There is Anna, (Olivia Wilde) the annoying young lover, an aspiring writer with slender limbs and hypnotic eyes. Anna is impatient and eager for praise from her Michael who won’t give it.

Anna spends the days writing down the hall in the hotel, but her nights with Michael. Yet she lives with a very shocking, dark secret she keeps in another apartment far away.

We cut, in a film full of sharp cuts, to Scott (Adrien Brody) in Rome. Scott is in the business of stealing fashion secrets. Scott smokes and drinks too much and can’t speak Italian. He wants to go home, but in a tiny Roman bar he runs into Monika (the smoky Israeli actress from “Tyrant,” Moran Atias) who is waiting for a pay phone to ring. Maybe Scott won’t go home yet.

Back in New York, hotel maid Julia (Mila Kunis) is running across town, in and out of subways and cabs. She is late for a court deposition with her ex-hubbie Rick (James Franco). Her lawyer, Maria Bello, is about to dump her. In Los Angeles, Kim Basinger, wet from a swim, waits for a call from Michael.

Haggis shuffles his people and props like cards. Haggis does not want you to sleep and you won’t. The blocked writer, the fledgling writer, the design thief and the disturbed mother, all with horrors in the past, all involving children and big expensive, beautiful pools of deep blue water demand our attention.

All three stories are like iPads full of tiny notes a screen writer keeps to fill out his inchoate screen play. A lot of writers could steal any one of these stories and make an exciting movie about them.

The movie is called “Third Person.” But who is that? We grow impatient for answers. Hitchcock always had the answer for us, so did Ford and Welles, and Spielberg. John Wayne found Natalie Wood, Welles told us it was all about a sled, Spielberg said, don’t cry, “E.T.” will be back.

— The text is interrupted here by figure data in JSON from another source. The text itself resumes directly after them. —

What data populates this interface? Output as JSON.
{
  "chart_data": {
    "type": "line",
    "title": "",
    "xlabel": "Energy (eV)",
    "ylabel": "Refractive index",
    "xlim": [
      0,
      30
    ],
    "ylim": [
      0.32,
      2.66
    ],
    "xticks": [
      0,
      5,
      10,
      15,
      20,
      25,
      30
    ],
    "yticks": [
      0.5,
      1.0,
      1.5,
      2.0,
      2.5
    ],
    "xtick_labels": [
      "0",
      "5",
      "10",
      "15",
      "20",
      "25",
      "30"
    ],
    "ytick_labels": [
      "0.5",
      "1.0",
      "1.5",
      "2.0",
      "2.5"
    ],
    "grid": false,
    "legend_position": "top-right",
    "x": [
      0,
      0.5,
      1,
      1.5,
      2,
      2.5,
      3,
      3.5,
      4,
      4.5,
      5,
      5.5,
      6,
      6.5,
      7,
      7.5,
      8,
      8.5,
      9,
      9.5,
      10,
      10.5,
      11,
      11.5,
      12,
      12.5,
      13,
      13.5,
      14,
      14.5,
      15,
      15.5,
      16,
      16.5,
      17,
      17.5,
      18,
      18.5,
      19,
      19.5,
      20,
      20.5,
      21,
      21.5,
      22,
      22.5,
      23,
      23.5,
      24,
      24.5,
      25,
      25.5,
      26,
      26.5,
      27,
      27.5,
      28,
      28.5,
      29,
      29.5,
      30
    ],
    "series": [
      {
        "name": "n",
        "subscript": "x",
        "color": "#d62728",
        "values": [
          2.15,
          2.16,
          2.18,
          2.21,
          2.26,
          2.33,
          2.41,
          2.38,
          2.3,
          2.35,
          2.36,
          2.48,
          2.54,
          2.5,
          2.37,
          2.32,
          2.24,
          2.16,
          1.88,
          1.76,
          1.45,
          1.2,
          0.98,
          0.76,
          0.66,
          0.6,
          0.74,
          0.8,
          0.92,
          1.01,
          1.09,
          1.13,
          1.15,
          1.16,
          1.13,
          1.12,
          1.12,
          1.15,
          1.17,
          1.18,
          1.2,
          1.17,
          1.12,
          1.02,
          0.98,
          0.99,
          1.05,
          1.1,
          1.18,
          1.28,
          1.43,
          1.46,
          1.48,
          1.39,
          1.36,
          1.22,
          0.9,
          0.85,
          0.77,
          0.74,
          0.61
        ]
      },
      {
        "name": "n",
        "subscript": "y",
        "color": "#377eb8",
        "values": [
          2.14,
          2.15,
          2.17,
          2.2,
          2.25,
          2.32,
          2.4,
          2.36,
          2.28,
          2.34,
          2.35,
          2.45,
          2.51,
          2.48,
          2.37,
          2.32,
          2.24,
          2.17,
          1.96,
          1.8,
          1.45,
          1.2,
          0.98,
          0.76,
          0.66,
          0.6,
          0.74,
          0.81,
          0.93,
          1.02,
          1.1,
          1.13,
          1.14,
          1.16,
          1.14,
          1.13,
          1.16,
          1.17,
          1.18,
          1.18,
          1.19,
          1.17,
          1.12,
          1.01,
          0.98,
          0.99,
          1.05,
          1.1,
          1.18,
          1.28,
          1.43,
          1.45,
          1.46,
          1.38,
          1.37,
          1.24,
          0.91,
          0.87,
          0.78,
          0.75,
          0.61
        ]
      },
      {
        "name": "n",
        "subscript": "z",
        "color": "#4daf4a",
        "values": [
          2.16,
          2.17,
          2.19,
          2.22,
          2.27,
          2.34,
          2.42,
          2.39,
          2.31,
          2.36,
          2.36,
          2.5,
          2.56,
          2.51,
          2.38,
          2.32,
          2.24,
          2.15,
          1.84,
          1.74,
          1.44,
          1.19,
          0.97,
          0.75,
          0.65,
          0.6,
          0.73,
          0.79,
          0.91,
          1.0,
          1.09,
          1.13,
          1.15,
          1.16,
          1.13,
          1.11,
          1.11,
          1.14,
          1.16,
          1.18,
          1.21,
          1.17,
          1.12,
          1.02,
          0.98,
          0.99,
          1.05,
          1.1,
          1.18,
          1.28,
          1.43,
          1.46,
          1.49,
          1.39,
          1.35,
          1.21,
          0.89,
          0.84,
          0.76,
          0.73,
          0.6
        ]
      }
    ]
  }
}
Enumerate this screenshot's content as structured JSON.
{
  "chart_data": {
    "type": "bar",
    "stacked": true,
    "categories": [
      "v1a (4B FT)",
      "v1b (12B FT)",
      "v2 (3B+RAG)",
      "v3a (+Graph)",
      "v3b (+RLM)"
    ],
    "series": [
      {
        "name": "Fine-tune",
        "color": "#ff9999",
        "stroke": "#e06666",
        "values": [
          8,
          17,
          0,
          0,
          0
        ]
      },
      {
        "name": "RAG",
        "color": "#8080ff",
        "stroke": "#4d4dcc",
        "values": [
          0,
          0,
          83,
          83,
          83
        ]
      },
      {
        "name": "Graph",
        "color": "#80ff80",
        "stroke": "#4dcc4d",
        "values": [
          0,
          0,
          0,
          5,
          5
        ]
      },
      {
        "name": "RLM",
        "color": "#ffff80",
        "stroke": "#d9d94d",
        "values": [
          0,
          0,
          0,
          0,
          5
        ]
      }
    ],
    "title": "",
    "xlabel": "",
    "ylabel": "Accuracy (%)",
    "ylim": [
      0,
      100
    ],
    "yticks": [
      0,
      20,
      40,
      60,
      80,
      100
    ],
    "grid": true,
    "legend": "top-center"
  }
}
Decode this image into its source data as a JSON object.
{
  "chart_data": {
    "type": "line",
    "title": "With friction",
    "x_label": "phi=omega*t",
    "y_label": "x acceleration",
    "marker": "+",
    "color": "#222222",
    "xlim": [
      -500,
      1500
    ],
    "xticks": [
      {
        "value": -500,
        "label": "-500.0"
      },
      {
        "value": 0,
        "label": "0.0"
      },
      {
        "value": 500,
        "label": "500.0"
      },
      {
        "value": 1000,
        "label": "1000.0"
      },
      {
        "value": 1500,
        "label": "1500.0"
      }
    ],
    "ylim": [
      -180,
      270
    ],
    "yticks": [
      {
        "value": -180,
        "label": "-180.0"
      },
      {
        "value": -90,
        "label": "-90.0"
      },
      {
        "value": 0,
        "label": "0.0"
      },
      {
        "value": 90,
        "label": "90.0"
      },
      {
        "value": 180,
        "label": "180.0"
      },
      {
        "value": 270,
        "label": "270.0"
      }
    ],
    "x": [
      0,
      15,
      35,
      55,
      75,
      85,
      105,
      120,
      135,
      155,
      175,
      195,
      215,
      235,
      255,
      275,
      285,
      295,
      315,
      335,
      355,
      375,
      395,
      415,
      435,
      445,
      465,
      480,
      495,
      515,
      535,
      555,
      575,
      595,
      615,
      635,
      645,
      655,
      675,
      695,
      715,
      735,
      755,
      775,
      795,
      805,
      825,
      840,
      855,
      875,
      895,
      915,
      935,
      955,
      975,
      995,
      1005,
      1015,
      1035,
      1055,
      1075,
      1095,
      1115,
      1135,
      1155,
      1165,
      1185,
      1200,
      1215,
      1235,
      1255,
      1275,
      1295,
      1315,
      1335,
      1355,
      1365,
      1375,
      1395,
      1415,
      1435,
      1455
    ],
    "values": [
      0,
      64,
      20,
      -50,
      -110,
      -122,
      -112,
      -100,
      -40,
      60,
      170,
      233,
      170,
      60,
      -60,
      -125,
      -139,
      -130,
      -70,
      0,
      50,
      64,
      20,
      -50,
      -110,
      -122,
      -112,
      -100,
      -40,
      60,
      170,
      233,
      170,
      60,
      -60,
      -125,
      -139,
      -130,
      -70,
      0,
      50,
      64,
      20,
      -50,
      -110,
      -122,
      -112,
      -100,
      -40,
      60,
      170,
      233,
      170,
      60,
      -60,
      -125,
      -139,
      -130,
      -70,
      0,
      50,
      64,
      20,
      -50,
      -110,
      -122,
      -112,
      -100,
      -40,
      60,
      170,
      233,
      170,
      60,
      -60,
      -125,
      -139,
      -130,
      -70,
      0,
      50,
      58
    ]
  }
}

But Haggis, to his credit, is like Picasso. He wants to paint himself blue, carve women into wedges and refuses to explain or apologize. He leaves it to us to figure it out. Some will find this annoying. Some will find it fun.

“Third Person” has no apes or Terminators, no sleds or Indians. There are just people, each with a secret, each with a decision to make and so little time.

Two splendid actors, Maria Bello and Kim Basinger, have little to do, but they do it beautifully and they are pieces of the puzzle. And what about those two big blue swimming pools that appear from time to time, big, frightening, yawning pools full of blue tears? Be patient. This is not Norman Rockwell. This is Picasso.

J.P. Devine is a former stage and screen actor.